Den Haag, 5 januari 2005

VRAGEN VAN DE LEDEN KOENDERS EN EIJSINK (BEIDEN PvdA) AAN DE MINISTER VAN DEFENSIE

OVER DE VERGOEDINGEN BIJ DE UITGEZONDEN MILITAIREN IN IRAK

1. Hoe lang is bij het ministerie van Defensie al kennis van toenemende onvrede over de vergoedingen bij de uitgezonden militairen in Irak? Hoe is dit kenbaar gemaakt en op welke wijze is er wanneer door het ministerie op gereageerd?

2. Is het juist dat militairen die bijvoorbeeld in Noorwegen oefenen, meer toelage krijgen? Hoe is dit te rijmen met de waardering van de professie van uitgezonden militairen en respect voor hun missie in Irak en Afghanistan?

3.Is het juist dat er sprake is van eventuele acties van militairen en zullen deze dan alleen in Nederland plaatsvinden?

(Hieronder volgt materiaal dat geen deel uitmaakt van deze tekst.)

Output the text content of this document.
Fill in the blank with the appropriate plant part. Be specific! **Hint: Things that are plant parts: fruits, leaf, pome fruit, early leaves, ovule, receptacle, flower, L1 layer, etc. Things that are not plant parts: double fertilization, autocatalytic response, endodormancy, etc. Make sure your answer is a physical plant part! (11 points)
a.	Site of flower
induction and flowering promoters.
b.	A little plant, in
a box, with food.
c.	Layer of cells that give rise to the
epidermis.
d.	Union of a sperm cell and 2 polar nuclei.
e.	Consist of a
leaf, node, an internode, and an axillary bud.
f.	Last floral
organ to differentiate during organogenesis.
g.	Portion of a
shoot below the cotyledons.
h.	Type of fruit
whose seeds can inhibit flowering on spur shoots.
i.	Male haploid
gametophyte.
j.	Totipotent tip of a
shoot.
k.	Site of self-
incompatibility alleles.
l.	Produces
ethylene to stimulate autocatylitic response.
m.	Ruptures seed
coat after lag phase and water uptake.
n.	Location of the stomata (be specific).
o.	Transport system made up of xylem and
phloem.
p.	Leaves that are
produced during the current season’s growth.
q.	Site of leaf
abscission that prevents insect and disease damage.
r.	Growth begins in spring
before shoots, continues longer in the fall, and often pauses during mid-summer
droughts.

4.Kan de toelage van uitgezonden militairen in Irak en elders direct worden aangepast aan inflatie en koersrisico s als gevolg van de stijgende eurokoers? Kan er tevens zo spoedig mogelijk een regeling komen die meer permanent op basis van effectieve koopkracht wordt vastgesteld?